Marine Le Pen vows to build alliances in wake of heavy defeat

Defeated far-right leader Marine Le Pen is already targeting parliamentary elections next month.

Marine Le Pen vows to build alliances in wake of heavy defeat

Defeated far-right leader Marine Le Pen is already targeting parliamentary elections next month.

Ms Le Pen's loss to centrist Emmanuel Macron still gave her a historic number of votes, reflecting the changing image of her once-pariah National Front party from fringe force to a political heavyweight.

Always a fighter defying the odds, the ambitious Ms Le Pen set a new challenge for herself in the weeks ahead: "a profound reformation of our movement to constitute a new political force".

The National Front's interim president, named while Ms Le Pen campaigned for Sunday's run-off, said the changes include giving the party a new name.

"It's opening the doors of the movement to other personalities," Steeve Briois said.

Changing the name was discussed at the height of Ms Le Pen's efforts to scrub the party image and remove traces of racism and anti-Semitism that scared away potential backers.

Party stalwarts saw the change as too radical.

A new name would help Ms Le Pen distance herself from the old guard, including her father, party founder Jean-Marie, who was kicked out under his daughter's image revamping.

Ms Le Pen, who came third in the 2012 presidential election, has spent years planting a grassroots structure for her party.

In 2014, the National Front won 11 towns in municipal elections, and her party performed better than any in France in elections for the European Parliament, where she co-presides over a far-right group.

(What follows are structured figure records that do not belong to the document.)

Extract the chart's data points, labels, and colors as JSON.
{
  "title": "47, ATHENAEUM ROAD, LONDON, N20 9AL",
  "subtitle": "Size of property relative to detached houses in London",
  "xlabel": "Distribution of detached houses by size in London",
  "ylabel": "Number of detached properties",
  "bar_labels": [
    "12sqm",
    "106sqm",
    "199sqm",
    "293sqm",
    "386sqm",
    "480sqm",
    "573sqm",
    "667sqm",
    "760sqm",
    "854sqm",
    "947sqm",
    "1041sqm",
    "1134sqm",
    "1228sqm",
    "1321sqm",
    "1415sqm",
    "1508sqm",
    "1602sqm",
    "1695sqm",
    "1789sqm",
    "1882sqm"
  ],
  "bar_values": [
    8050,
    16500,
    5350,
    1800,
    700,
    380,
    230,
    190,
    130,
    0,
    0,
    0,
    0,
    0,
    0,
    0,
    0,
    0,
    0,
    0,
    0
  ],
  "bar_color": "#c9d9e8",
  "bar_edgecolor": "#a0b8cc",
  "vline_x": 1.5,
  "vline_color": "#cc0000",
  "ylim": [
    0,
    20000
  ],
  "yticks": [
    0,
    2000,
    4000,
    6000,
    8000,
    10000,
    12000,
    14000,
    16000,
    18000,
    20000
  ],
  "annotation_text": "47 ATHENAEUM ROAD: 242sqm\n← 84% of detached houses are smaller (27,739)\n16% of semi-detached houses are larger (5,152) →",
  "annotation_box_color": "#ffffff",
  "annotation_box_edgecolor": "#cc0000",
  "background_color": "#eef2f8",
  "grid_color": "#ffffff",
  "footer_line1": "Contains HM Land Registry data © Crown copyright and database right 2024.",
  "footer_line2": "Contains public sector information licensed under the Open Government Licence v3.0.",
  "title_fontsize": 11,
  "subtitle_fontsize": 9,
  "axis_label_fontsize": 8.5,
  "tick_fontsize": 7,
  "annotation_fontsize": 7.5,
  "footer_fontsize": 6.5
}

Now she vows to go further with still more changes to reach an even wider spectrum of voters, "those who choose France, defend its independence, its freedom, its prosperity, its security, its identity and its social model".

"I will be at the head of this combat," she said.

Ms Le Pen credited herself with upsetting the French political landscape, creating a divide "between patriots and globalists".

"It is this great choice ... that will be submitted to the French in legislative elections," she said in her concession speech.

She said she will seek new alliances, after one she clinched ahead of the run-off with the leader of a small conservative party, Nicolas Dupont-Aignan.

Ms Le Pen called on "patriots", the word she uses to describe herself, to join her.

The deck is stacked against the National Front despite its strength.

It now has only two deputies in the National Assembly due to a voting system that favours more mainstream parties.